The fully upgraded system now has two kernels - kernel-2.6.18-92.el5 (original CentOS 5.2 kernel) and kernel-2.6.18-194.el5 (came with CentOS 5.5 upgradation), menu.lst points to the latest kernel as default boot options.

1. Annoyances with the new kernel: Running the new CentOS 5.5 kernel was fast, responsive... audio/video worked like a charm. But oddly enough I am unable to mount any USB drives (specially the ones with sdhc cards such as phones and cameras); lsusb does show make of the device and its id, but refuses to automount it. Even doesn't accept manual mounts.

2. Newly surfaced problem with the old kernel: After being unable to mount usb devices I rebooted the system to run the old kernel. To my surprise, the old kernel automounted all the usb drives that I threw at it. But, sadly, alsa sound server did not work the way it should. It was working fine before upgradation.

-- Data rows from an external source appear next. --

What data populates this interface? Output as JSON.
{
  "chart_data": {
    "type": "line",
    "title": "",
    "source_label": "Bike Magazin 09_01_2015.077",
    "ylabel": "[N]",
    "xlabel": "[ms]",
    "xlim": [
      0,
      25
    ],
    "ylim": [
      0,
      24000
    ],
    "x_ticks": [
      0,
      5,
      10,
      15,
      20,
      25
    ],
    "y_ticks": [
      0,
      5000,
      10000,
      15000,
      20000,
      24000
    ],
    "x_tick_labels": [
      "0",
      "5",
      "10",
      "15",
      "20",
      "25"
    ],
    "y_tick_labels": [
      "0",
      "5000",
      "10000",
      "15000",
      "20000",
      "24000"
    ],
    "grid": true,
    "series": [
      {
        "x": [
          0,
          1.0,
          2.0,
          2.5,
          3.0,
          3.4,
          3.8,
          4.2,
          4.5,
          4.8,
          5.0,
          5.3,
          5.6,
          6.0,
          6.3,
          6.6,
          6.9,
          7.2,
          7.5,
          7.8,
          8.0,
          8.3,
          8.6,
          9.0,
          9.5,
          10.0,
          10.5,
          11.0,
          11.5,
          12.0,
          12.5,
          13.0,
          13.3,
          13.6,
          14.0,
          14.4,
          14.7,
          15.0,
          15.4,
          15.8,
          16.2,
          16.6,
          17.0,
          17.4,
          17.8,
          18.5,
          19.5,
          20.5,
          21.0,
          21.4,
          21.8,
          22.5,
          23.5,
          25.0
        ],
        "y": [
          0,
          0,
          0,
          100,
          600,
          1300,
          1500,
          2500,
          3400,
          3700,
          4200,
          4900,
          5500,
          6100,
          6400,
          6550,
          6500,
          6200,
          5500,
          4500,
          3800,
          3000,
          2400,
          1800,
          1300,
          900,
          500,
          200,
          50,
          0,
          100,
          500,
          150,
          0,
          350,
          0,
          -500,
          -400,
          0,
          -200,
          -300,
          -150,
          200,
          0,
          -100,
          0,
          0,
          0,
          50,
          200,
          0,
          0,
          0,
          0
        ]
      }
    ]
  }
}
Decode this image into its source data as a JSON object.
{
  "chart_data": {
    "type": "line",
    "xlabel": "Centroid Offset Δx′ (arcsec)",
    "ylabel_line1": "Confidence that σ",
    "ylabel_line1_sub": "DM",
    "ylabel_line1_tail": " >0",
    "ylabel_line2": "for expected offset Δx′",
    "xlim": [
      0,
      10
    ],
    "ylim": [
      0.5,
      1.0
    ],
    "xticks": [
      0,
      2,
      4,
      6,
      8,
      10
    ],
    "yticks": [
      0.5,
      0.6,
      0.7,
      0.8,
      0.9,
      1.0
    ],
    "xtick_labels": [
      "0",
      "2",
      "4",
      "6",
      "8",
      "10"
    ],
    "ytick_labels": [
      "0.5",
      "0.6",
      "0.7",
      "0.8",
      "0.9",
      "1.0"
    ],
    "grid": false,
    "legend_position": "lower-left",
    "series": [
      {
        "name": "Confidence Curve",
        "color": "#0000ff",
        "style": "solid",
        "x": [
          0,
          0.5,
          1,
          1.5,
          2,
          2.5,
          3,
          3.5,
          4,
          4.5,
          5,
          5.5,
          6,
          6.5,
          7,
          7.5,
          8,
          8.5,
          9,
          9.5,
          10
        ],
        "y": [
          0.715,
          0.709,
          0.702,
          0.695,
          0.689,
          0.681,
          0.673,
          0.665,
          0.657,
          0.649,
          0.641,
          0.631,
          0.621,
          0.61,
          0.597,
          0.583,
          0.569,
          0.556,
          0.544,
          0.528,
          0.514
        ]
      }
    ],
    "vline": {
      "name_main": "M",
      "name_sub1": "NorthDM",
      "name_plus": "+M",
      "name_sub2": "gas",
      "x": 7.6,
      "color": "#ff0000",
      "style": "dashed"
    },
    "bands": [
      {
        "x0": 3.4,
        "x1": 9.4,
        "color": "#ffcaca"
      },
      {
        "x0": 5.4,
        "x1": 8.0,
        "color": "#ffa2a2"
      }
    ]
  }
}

Solution: I wandered across dozens of forums for a solution and could not get any. Now I've to boot to the old kernel when I need to use USB drives, otherwise, the default 2.6.18-194.el5 kernel handles everything quite well.

Please comment to this post if you have a solution for this weird problem.

Sunday, May 16, 2010

Debian + Backports is Better than the Latest Ubuntu

Debian Stable has a bad reputation of being little obsolete. It's never able to catch up with time. For example, at the time of writing this post, Debian 5.0.4, Lenny is still sticking to the old Iceweasel 3, OpenOffice 2.4, 2.6.26 kernel line and some other vital packages, whereas the package versions are greatly updated in the so called popular Linux distributions such as Ubuntu, Fedora and OpenSuse. Some critics even say that this late-to-party nature of Debian is the reason for Ubuntu to show up in the Linux crowd.

But I don't buy to the view that Debian Stable is outdated. If you are running a server this much older packages and slow updates are a blessing. Moreover, you can catchup to the latest and greatest packages even on desktop. All you need is to add debian-backports to your /etc/apt/sources.list. A mix of Debian stable and Debian Backports will bring you all the popular packages. Here is the content of my sources.list

manmath@debian:~$ cat /etc/apt/sources.list
deb ftp://ftp.debian.org/debian/ lenny main contrib non-free
deb http://security.debian.org/ lenny/updates main contrib
deb http://www.debian-multimedia.org/ lenny main non-free
deb http://www.backports.org/debian lenny-backports main contrib non-free

With the above repo list I am able to run Debian stable and work on OpenOffice 3.2, Iceweasel 3.5, Pidgin 2.6.6, Kernel 2.6.32 and many other packages. Besides, Debian stable is supported by Google Chrome, Skype and a majority of other linux software vendors such as Softmaker and Codeweavers. The only caution you should take is to pick out single backports which fits your needs, and not to use all the packages from backports repo.

For example, if you need to install the latest iceweasel from backports just enter:

apt-get -t lenny-backports install iceweasel

I've always found Debian Stable+Backports to be more stable than the latest Ubuntu. What's more, with backports configured you can get the latest versions of popular packages.